I was at the Fiserv Analyst Day on Monday and enjoyed an excellent session by Tom Roberts on social payments and the evolution of Popmoney. One slide Tom displayed has two columns of companies he categorized as “contenders” and “curiosities” for the role of social payments. Top of the column of “curiosities” was Square, which led to a conversation around the future of Square and what it will need to do to evolve. I posed that Square’s days providing card payment capture for small merchants may be numbered with the transition of the US to EMV, meaning that the increased cost of EMV hardware vs. mag stripe will make their current business model unsustainable. Given the pressure to adapt and survive, Square will have to broaden into other areas such as P2P, or an online payment gateway.

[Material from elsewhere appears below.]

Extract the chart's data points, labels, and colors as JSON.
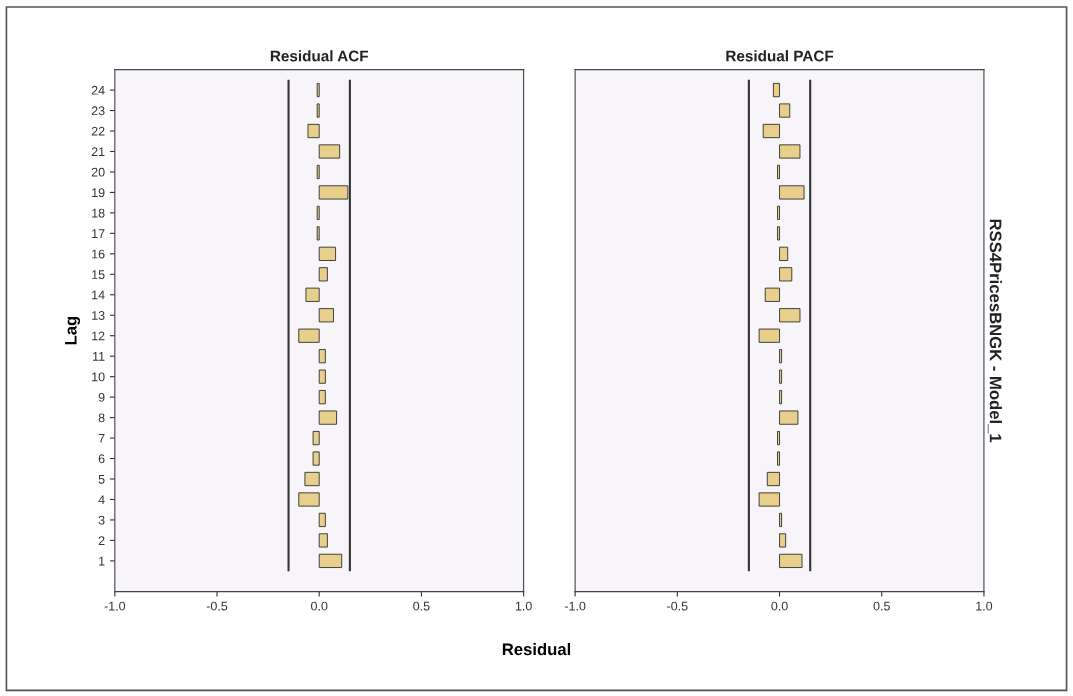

My spider senses were not wrong, but the news came a little earlier than I expected. The announcement of Square’s online store telegraphs that their roadmap is increasingly virtual. Not that the world may need another online store – Etsy and EBay have done a fairly good job thus far of providing small business owners with the tools they need. However, this move expands Square’s reach and quite likely complements small business owners desire to have both offline and online stores, with a one-stop-shop payment gateway for both. A shrewd move, IMHO.
What may be even more interesting is the Square / Twitter relationship, potentially enabling small merchants to facilitate transactions within tweets about their products – a synergy that seems obvious and infinitely more viable with Square’s move to online storefronts.
I am excited to see where this goes. I argued that Square was always a contender based on their sheer audacity in the face of the payments norm and I hope that they continue to innovate and grow. Payments needs upstarts.